Projects in the AG Freund

1. Antigen presentation by Major Human Histocompatibility complex class II (MHCII) proteins

Cell-mediated adaptive immunity by T cells critically depends on antigen presentation by MHCII proteins. We investigate this process at the molecular and cellular level and thereby frame the implications it has for wanted and unwanted immune reactions.

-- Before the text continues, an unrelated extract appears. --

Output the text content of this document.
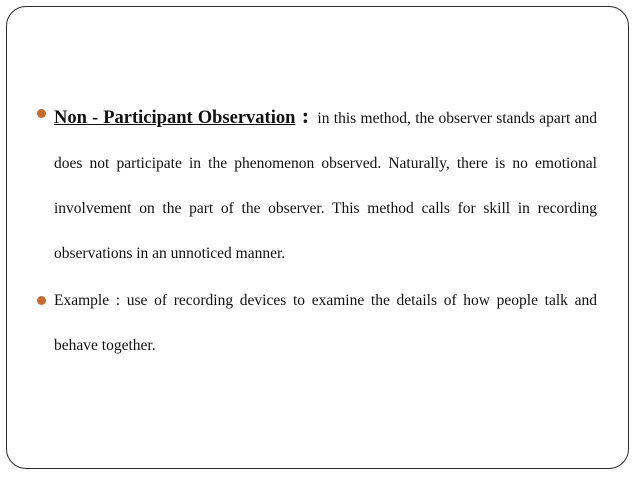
Non - Participant Observation : in this method, the observer stands apart and does not participate in the phenomenon observed. Naturally, there is no emotional involvement on the part of the observer. This method calls for skill in recording observations in an unnoticed manner.

Example : use of recording devices to examine the details of how people talk and behave together.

2. Scaffolding proteins at the membrane

Inducible recruitment of proteins to the plasma membrane constitutes a pivotal initial step in many signal transduction processes. We interrogate proteins important for neuronal or
T cell function with regard to their intramolecular and intermolecular interactions and we profile the post-translational modifications that enable their membrane association by protein biochemical, biophysical and cell biological methods.

3. Interactions between Proline-rich Sequences and interacting domains in the Spliceosome

We are studying the proline-rich-sequence-binding proteins CD2BP2 and FBP21, their spliceosomal interaction partners and their function in splicing and alternative splicing. In addition, we are trying to modulate the interaction with their respective binding partners through the design of (multivalent) inhibitors.